Os Livros Ardem Mal

Cenas tristes em S. Carlos

Posted in Artes, Comentários by Osvaldo Manuel Silvestre on Sábado, 25-07-2009

Pelo que li, a primeira cena foi a seguinte (cito do Público):

 

O espectáculo “Recital e Tal”, produzido pelas Produções Fictícias, com selecção de textos de Nuno Artur Silva e Inês Fonseca Santos, e interpretação de Rita Blanco, Diogo Dória e Miguel Guilherme, adapta o “Manifesto Anti-Dantas”, de Almada Negreiros, para um texto anti-Ricardo Pais, incluindo a célebre frase “Morra o Dantas, morra! Pim”.

“Recital e Tal” foi apresentado há uma semana no Festival ao Largo, que encheu o largo do Teatro de São Carlos, em Lisboa, no último fim-de-semana.

 

Seguiu-se a segunda cena: Ricardo Pais, muito bem no seu papel, declarou que considerava o caso «uma insignificância».

Por fim, a terceira cena: a presidente do Conselho de Administração do S. Carlos e o director do D. Maria vieram «repudiar» a cena I, pedir desculpa a Ricardo Pais por ela, afirmando por fim: “Se tivéssemos sabido antecipadamente desta intenção teríamos optado por programar outro espectáculo”.

Um comentário breve, mas antes uma declaração de intenções: sou, creio, dos poucos portugueses que acham manifestamente abusivo o espaço ocupado pelas Produções Fictícias na produção do humor mediático em Portugal, e um dos que ressentem a ocupação do espaço público por essa empresa, no que se afigura um verdadeiro Take Over quase monopolista. Sou moderadamente apreciador de muita coisa dessa linha de produção: por exemplo, do Inimigo Público, que há muito não leio, do Eixo do Mal, etc.
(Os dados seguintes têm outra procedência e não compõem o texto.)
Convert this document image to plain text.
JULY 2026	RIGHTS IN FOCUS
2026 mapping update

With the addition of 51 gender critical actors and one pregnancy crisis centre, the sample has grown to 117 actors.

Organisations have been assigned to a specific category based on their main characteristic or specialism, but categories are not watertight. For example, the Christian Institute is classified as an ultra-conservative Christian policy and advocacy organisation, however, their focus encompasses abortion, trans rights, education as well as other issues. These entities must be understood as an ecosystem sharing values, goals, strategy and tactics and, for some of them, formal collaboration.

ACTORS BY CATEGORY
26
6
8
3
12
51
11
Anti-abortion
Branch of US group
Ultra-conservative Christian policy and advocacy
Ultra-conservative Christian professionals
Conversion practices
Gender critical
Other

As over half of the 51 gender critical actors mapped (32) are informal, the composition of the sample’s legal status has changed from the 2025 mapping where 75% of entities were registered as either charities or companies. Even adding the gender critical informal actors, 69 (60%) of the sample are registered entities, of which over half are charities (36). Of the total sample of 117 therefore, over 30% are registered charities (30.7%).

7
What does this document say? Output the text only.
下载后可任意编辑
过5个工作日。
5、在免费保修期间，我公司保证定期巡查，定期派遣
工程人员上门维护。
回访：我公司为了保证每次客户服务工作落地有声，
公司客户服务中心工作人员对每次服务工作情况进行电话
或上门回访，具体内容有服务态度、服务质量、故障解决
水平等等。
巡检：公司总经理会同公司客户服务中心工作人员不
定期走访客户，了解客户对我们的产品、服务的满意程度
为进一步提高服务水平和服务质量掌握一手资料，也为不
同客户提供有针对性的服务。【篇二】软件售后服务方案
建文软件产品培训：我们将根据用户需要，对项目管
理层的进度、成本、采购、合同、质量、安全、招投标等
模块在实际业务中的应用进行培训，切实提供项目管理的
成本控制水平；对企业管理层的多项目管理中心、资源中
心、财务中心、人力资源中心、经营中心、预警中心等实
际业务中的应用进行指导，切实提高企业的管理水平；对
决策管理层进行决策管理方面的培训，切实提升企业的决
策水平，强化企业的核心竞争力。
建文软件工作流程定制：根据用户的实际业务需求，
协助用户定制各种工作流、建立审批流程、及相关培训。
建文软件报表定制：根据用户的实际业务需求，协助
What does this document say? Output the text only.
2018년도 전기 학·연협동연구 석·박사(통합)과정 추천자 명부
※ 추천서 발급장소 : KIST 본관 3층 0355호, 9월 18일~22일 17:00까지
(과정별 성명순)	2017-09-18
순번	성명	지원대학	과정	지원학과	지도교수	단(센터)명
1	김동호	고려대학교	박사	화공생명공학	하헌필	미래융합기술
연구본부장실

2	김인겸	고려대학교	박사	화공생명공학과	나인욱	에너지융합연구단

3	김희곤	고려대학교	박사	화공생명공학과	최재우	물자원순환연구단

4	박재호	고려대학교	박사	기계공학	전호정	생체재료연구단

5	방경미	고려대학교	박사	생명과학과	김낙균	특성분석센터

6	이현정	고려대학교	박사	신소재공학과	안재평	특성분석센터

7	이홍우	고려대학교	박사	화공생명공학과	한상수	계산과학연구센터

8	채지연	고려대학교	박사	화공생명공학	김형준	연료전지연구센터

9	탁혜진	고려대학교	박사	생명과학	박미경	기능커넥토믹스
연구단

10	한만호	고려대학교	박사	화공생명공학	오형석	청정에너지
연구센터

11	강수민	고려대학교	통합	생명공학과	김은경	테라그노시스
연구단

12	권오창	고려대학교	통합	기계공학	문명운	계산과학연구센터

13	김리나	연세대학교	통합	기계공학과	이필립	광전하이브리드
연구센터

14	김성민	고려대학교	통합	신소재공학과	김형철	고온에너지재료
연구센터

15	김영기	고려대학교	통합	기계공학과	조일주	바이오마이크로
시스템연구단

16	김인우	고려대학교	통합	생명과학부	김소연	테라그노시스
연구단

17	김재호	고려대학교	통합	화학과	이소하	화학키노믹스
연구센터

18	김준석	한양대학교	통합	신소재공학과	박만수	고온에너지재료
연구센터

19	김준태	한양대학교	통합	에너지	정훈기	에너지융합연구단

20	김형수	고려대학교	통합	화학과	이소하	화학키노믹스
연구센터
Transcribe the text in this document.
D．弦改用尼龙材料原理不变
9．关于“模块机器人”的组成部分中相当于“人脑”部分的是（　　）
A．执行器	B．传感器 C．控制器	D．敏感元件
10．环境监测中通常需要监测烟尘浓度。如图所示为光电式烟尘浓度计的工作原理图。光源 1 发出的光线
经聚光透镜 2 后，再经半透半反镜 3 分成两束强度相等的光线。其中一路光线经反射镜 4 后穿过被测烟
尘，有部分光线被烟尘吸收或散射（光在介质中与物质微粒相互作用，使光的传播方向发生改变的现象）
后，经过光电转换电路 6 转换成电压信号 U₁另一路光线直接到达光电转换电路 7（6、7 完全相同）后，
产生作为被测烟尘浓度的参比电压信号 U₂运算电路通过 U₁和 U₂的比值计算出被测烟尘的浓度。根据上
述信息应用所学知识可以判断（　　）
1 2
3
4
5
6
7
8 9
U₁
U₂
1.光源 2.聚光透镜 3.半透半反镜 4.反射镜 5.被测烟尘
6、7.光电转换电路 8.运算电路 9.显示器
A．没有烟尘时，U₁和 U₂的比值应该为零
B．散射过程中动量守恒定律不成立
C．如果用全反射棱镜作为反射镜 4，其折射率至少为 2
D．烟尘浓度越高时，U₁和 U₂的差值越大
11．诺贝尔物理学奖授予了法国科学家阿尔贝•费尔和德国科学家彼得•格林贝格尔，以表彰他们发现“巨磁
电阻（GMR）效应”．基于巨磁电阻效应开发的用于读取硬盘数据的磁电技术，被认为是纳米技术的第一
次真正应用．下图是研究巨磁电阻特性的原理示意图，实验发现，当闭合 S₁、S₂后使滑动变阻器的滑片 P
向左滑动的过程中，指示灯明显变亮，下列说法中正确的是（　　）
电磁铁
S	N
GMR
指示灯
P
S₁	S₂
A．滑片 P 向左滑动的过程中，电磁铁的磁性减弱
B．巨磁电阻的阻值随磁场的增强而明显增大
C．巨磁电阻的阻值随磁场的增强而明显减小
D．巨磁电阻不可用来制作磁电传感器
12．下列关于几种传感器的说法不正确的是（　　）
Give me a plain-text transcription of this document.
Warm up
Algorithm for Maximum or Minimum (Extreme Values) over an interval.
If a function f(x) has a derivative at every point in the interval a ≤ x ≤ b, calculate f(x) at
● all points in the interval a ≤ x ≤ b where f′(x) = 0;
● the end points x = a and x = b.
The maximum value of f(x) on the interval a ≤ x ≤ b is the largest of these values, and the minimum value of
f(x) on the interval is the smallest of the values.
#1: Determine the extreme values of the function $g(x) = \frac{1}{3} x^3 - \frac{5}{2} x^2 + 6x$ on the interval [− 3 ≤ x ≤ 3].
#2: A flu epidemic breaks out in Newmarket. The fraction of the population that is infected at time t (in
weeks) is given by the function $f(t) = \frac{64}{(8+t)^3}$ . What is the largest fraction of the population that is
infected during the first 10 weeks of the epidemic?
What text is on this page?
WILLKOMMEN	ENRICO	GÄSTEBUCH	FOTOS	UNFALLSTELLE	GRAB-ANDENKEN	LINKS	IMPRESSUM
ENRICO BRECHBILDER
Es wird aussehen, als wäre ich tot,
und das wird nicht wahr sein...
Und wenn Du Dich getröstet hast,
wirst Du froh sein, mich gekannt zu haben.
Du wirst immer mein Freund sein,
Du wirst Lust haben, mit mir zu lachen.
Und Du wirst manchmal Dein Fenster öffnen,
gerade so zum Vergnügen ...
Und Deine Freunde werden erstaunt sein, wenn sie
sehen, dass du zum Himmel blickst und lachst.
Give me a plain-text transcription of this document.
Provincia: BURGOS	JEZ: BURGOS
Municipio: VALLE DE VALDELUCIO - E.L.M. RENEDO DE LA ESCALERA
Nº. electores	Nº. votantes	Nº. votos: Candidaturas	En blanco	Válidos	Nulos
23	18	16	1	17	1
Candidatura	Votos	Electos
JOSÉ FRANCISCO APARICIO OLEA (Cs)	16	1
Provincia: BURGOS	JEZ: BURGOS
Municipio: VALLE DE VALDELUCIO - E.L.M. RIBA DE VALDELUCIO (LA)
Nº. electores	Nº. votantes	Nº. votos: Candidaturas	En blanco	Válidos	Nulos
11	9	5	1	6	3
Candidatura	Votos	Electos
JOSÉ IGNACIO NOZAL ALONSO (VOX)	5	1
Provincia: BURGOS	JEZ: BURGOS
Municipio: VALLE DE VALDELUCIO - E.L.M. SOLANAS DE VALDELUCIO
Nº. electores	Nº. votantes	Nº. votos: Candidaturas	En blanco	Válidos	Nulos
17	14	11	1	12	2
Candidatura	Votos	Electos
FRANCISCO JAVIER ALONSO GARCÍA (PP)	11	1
Posto isto, o que é verdadeiramente lamentável nesta peça é o seu episódio III, digno de uma República (kultural) das Bananas. Não discuto o mérito de Ricardo Pais como encenador (mas suponho que o que está em causa é o seu lado «Citizen Kane»); mas também não discuto o direito das pessoas acima referidas a satirizá-lo, com ou sem razão (numa sociedade aberta, não é possível, nem legítimo, decidir dessa razão antes da sátira, que é aliás um direito cívico, ter lugar). O que me parece eminentemente discutível é o espectáculo, dado pelo director e presidente do Conselho de Administração de duas instituições centrais das nossas artes do espectáculo, de subserviência («respeitinho»), temor e inclinações censórias, confessadas de resto sem pejo. O que essas duas entidades conseguiram com a sua lamentável intervenção foi perverter o teor, inteligente, da declaração de Ricardo Pais sobre o espectáculo em causa. Por outras palavras, fizeram dele uma «não-insignificância».

Se era isto o que o Ministro da Cultura queria dizer quando afirmou, também ao Público, que o caso mostra que não evoluímos muito desde o «Manifesto anti-Dantas», os meus parabéns pela judiciosa opinião. Quanto aos intervenientes na triste Cena III, a única coisa a dizer é: Shame on you!